Once he heard the gym door bang closed, though, he sank down until the desk’s edge pushed his shirt up to bite into the small of his back. Burying his face in his hands, Damon groaned.

Dammit.

That had been useless as hell.

He’d just have to try again tomorrow, and hope that Chris would trust him enough to talk. Something.

Because something was going on. Damon had no doubt of that now, after those furtive responses; after the way Chris had avoided his eyes. Kid really couldn’t lie worth a damn. And Damon hated that Rian might be right:

The only way to handle this was a direct confrontation.

And hope the fallout wasn’t worse than whatever had that kid acting so damned squirrely.

* * *

Rian should probably be paying more attention to what his class was doing.

By last period, he was usually almost as worn out as the kids, but managed to hold up enough to put a good face on things and stay sharp enough to maintain control over restless, noisome teenagers who just wanted to be done with the day. Not always easy, when he was basically giving them a playroom full of messy, often sharp toys to play with, and all it took was one moment of inattention to look up and find someone giving themselves a forearm tattoo with an X-Acto knife dipped in a little ground well of sumi-e ink, or a bunch of boys daring each other to stick their arms into the kiln without touching the super-heated inner walls.

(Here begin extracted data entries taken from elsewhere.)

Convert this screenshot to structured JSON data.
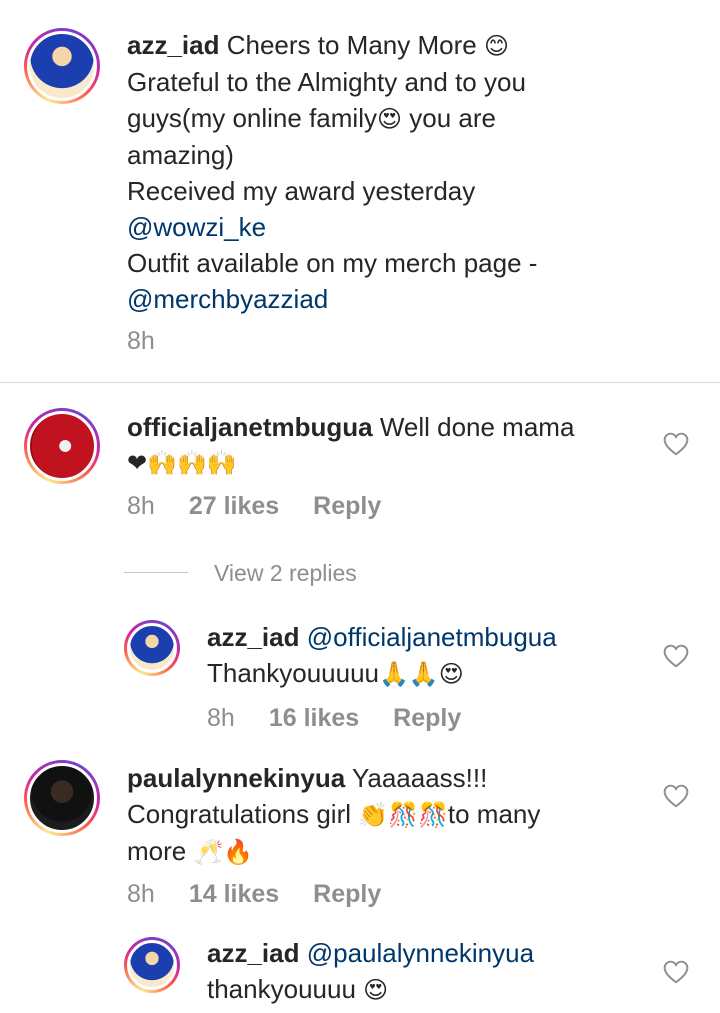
{
  "caption": {
    "username": "azz_iad",
    "line1": "Cheers to Many More",
    "line1_emoji": "😊",
    "line2": "Grateful to the Almighty and to you",
    "line3a": "guys(my online family",
    "line3_emoji": "😍",
    "line3b": " you are",
    "line4": "amazing)",
    "line5": "Received my award yesterday",
    "mention1": "@wowzi_ke",
    "line7": "Outfit available on my merch page -",
    "mention2": "@merchbyazziad",
    "time": "8h"
  },
  "comments": [
    {
      "username": "officialjanetmbugua",
      "text": "Well done mama",
      "emojis": "❤🙌🙌🙌",
      "time": "8h",
      "likes": "27 likes",
      "reply_label": "Reply",
      "view_replies": "View 2 replies"
    },
    {
      "username": "azz_iad",
      "mention": "@officialjanetmbugua",
      "text": "Thankyouuuuu",
      "emojis": "🙏🙏😍",
      "time": "8h",
      "likes": "16 likes",
      "reply_label": "Reply"
    },
    {
      "username": "paulalynnekinyua",
      "text": "Yaaaaass!!!",
      "line2": "Congratulations girl ",
      "line2_emojis": "👏🎊🎊",
      "line2b": "to many",
      "line3": "more ",
      "line3_emojis": "🥂🔥",
      "time": "8h",
      "likes": "14 likes",
      "reply_label": "Reply"
    },
    {
      "username": "azz_iad",
      "mention": "@paulalynnekinyua",
      "text": "thankyouuuu ",
      "emojis": "😍"
    }
  ],
  "icons": {
    "like": "heart-outline-icon"
  },
  "colors": {
    "mention": "#00376b",
    "meta": "#8e8e8e",
    "text": "#262626"
  }
}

Maybe because they were barely a few weeks into the school year, though, the sophomores of last period were unusually well-behaved today; probably still adjusting to being back on a regimented schedule, and too drained to do anything but drowse over their sketchbooks and the individual semester projects they’d decided on.

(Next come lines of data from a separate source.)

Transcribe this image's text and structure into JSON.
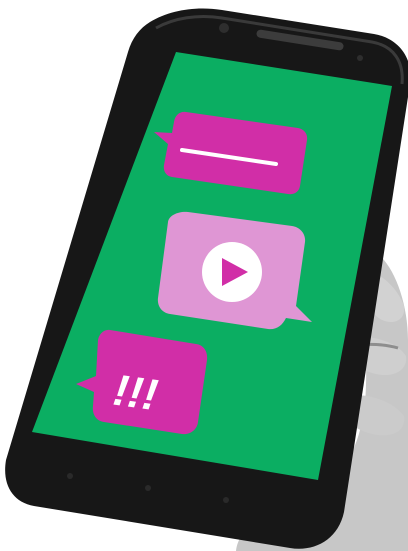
{
  "scene": {
    "subject": "hand-holding-smartphone",
    "photo_style": "grayscale",
    "screen": {
      "background_color": "#0bae62"
    },
    "bubbles": [
      {
        "kind": "text-message-bubble",
        "color": "#d12ea7"
      },
      {
        "kind": "video-play-bubble",
        "color": "#df96d4",
        "play_button_fill": "#ffffff",
        "play_triangle_color": "#d12ea7"
      },
      {
        "kind": "alert-bubble",
        "color": "#d12ea7",
        "glyph": "!!!"
      }
    ]
  }
}
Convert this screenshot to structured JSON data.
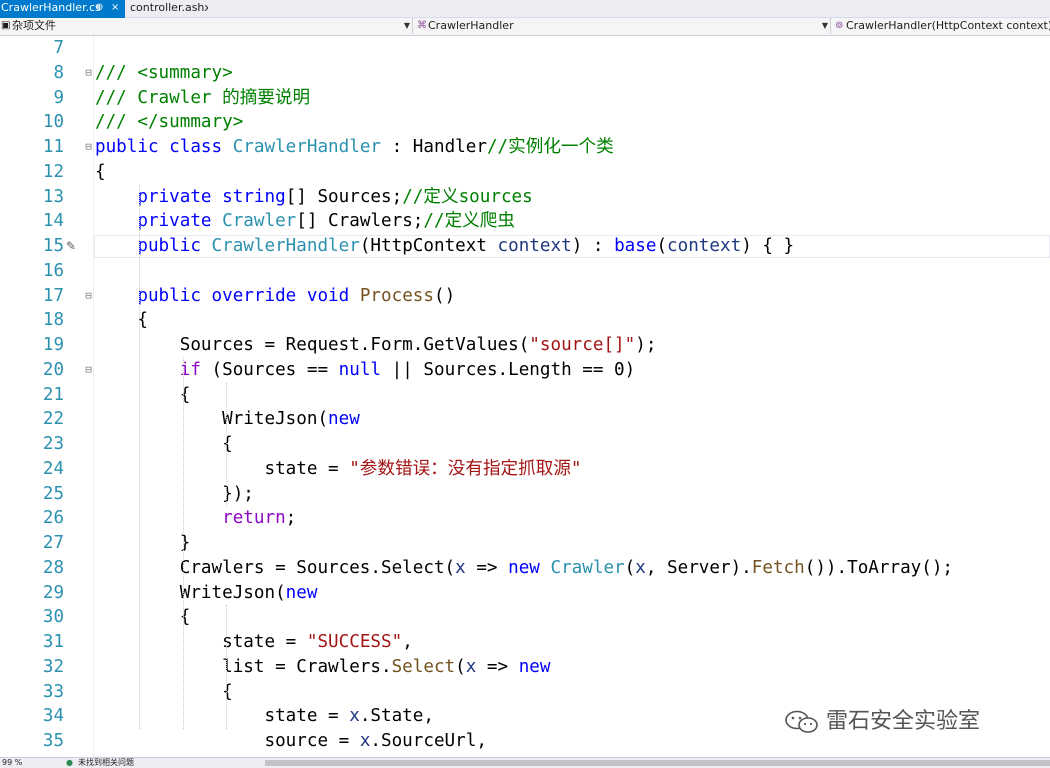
{
  "tabs": [
    {
      "label": "CrawlerHandler.cs",
      "pin": "⊕",
      "close": "×"
    },
    {
      "label": "controller.ashx"
    }
  ],
  "navbar": {
    "project": "杂项文件",
    "class": "CrawlerHandler",
    "member": "CrawlerHandler(HttpContext context)"
  },
  "editor": {
    "line_numbers": [
      "7",
      "8",
      "9",
      "10",
      "11",
      "12",
      "13",
      "14",
      "15",
      "16",
      "17",
      "18",
      "19",
      "20",
      "21",
      "22",
      "23",
      "24",
      "25",
      "26",
      "27",
      "28",
      "29",
      "30",
      "31",
      "32",
      "33",
      "34",
      "35"
    ],
    "lines": [
      [],
      [
        {
          "t": "cm",
          "v": "/// <summary>"
        }
      ],
      [
        {
          "t": "cm",
          "v": "/// Crawler 的摘要说明"
        }
      ],
      [
        {
          "t": "cm",
          "v": "/// </summary>"
        }
      ],
      [
        {
          "t": "kw",
          "v": "public"
        },
        {
          "t": "",
          "v": " "
        },
        {
          "t": "kw",
          "v": "class"
        },
        {
          "t": "",
          "v": " "
        },
        {
          "t": "ty",
          "v": "CrawlerHandler"
        },
        {
          "t": "",
          "v": " : Handler"
        },
        {
          "t": "cm",
          "v": "//实例化一个类"
        }
      ],
      [
        {
          "t": "",
          "v": "{"
        }
      ],
      [
        {
          "t": "",
          "v": "    "
        },
        {
          "t": "kw",
          "v": "private"
        },
        {
          "t": "",
          "v": " "
        },
        {
          "t": "kw",
          "v": "string"
        },
        {
          "t": "",
          "v": "[] Sources;"
        },
        {
          "t": "cm",
          "v": "//定义sources"
        }
      ],
      [
        {
          "t": "",
          "v": "    "
        },
        {
          "t": "kw",
          "v": "private"
        },
        {
          "t": "",
          "v": " "
        },
        {
          "t": "ty",
          "v": "Crawler"
        },
        {
          "t": "",
          "v": "[] Crawlers;"
        },
        {
          "t": "cm",
          "v": "//定义爬虫"
        }
      ],
      [
        {
          "t": "",
          "v": "    "
        },
        {
          "t": "kw",
          "v": "public"
        },
        {
          "t": "",
          "v": " "
        },
        {
          "t": "ty",
          "v": "CrawlerHandler"
        },
        {
          "t": "",
          "v": "(HttpContext "
        },
        {
          "t": "pa",
          "v": "context"
        },
        {
          "t": "",
          "v": ") : "
        },
        {
          "t": "kw",
          "v": "base"
        },
        {
          "t": "",
          "v": "("
        },
        {
          "t": "pa",
          "v": "context"
        },
        {
          "t": "",
          "v": ") { }"
        }
      ],
      [],
      [
        {
          "t": "",
          "v": "    "
        },
        {
          "t": "kw",
          "v": "public"
        },
        {
          "t": "",
          "v": " "
        },
        {
          "t": "kw",
          "v": "override"
        },
        {
          "t": "",
          "v": " "
        },
        {
          "t": "kw",
          "v": "void"
        },
        {
          "t": "",
          "v": " "
        },
        {
          "t": "me",
          "v": "Process"
        },
        {
          "t": "",
          "v": "()"
        }
      ],
      [
        {
          "t": "",
          "v": "    {"
        }
      ],
      [
        {
          "t": "",
          "v": "        Sources = Request.Form.GetValues("
        },
        {
          "t": "st",
          "v": "\"source[]\""
        },
        {
          "t": "",
          "v": ");"
        }
      ],
      [
        {
          "t": "",
          "v": "        "
        },
        {
          "t": "ctl",
          "v": "if"
        },
        {
          "t": "",
          "v": " (Sources == "
        },
        {
          "t": "kw",
          "v": "null"
        },
        {
          "t": "",
          "v": " || Sources.Length == 0)"
        }
      ],
      [
        {
          "t": "",
          "v": "        {"
        }
      ],
      [
        {
          "t": "",
          "v": "            WriteJson("
        },
        {
          "t": "kw",
          "v": "new"
        }
      ],
      [
        {
          "t": "",
          "v": "            {"
        }
      ],
      [
        {
          "t": "",
          "v": "                state = "
        },
        {
          "t": "st",
          "v": "\"参数错误：没有指定抓取源\""
        }
      ],
      [
        {
          "t": "",
          "v": "            });"
        }
      ],
      [
        {
          "t": "",
          "v": "            "
        },
        {
          "t": "ctl",
          "v": "return"
        },
        {
          "t": "",
          "v": ";"
        }
      ],
      [
        {
          "t": "",
          "v": "        }"
        }
      ],
      [
        {
          "t": "",
          "v": "        Crawlers = Sources.Select("
        },
        {
          "t": "pa",
          "v": "x"
        },
        {
          "t": "",
          "v": " => "
        },
        {
          "t": "kw",
          "v": "new"
        },
        {
          "t": "",
          "v": " "
        },
        {
          "t": "ty",
          "v": "Crawler"
        },
        {
          "t": "",
          "v": "("
        },
        {
          "t": "pa",
          "v": "x"
        },
        {
          "t": "",
          "v": ", Server)."
        },
        {
          "t": "me",
          "v": "Fetch"
        },
        {
          "t": "",
          "v": "()).ToArray();"
        }
      ],
      [
        {
          "t": "",
          "v": "        WriteJson("
        },
        {
          "t": "kw",
          "v": "new"
        }
      ],
      [
        {
          "t": "",
          "v": "        {"
        }
      ],
      [
        {
          "t": "",
          "v": "            state = "
        },
        {
          "t": "st",
          "v": "\"SUCCESS\""
        },
        {
          "t": "",
          "v": ","
        }
      ],
      [
        {
          "t": "",
          "v": "            list = Crawlers."
        },
        {
          "t": "me",
          "v": "Select"
        },
        {
          "t": "",
          "v": "("
        },
        {
          "t": "pa",
          "v": "x"
        },
        {
          "t": "",
          "v": " => "
        },
        {
          "t": "kw",
          "v": "new"
        }
      ],
      [
        {
          "t": "",
          "v": "            {"
        }
      ],
      [
        {
          "t": "",
          "v": "                state = "
        },
        {
          "t": "pa",
          "v": "x"
        },
        {
          "t": "",
          "v": ".State,"
        }
      ],
      [
        {
          "t": "",
          "v": "                source = "
        },
        {
          "t": "pa",
          "v": "x"
        },
        {
          "t": "",
          "v": ".SourceUrl,"
        }
      ]
    ],
    "fold_markers": {
      "8": "⊟",
      "11": "⊟",
      "17": "⊟",
      "20": "⊟"
    },
    "edit_marker_line": "15",
    "current_line": "15"
  },
  "watermark": {
    "text": "雷石安全实验室",
    "icon": "wechat-icon"
  },
  "statusbar": {
    "zoom": "99 %",
    "issues": "未找到相关问题"
  },
  "colors": {
    "keyword": "#0000ff",
    "type": "#2b91af",
    "comment": "#008000",
    "string": "#a31515",
    "method": "#74531f",
    "param": "#1f377f",
    "control": "#8f08c4",
    "accent": "#007acc"
  }
}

Which left Rian free to drift off, alternating between one of three things:

Staring out the windows at the yellow-bright shimmer of leaves just beginning to turn, remembering the bright orange of leaves turning in Rochester but trying not to think about anywhere in particular at all.

Sketching on the open pad settled next to his right hand, catching the flow of a shoulder, the ridge of an abdominal muscle, the way sweat turned glossy black hair into slick, dense ribbons that curled to points at the tips, and not thinking about anyone in particular at all.

Or watching Chris Northcote from under his eyelashes, trying not to be obvious—although Chris himself didn’t seem aware of anything in particular at all.

Chris sat at the little back table he’d claimed, his tall frame ill-fitted for the small chair and workspace, but he perched there as if he didn’t mind in the slightest; in fact, Rian wasn’t wholly sure Chris even knew where he was, when he just...stared at his dried sculpture, the little wire brush he’d been using to smooth a few spots for finishing and texturing touches before bisque firing and painting just...dangling from his fingertips.

He looked so tired, Rian thought.

Tired, and like something weighed heavily on his shoulders, slumping them forward until his back made a half-moon curve.

Even as Rian watched, Chris drooped over to rest his elbows on his knees, his hands falling to dangle limply between them, the wire brush just barely held on in his fingertips.

Rian worried his teeth against the inside of his lower lip. Should he say something? Not now, not when the classroom was so quiet and the other boys would notice him singling out Chris; he’d just make the boy clam up out of embarrassment. But if he could catch him after class, maybe have a heart to heart conversation, tease out whatever was bothering him...

As if he had any talent for that.

Maybe he should ask their newly-minted guidance counselor for some advice. That might be why Walden was being so hard on Rian and Damon about Chris; his pride was still stinging after Summer Hemlock—Summer Iseya, the change was still so new—had apparently circumvented his authority and the school’s rules to get the parents involved in a bullying situation during last year’s spring semester, and then managed to finagle his way from a role as his then-fiancé’s in-class assistant to a position as guidance counselor.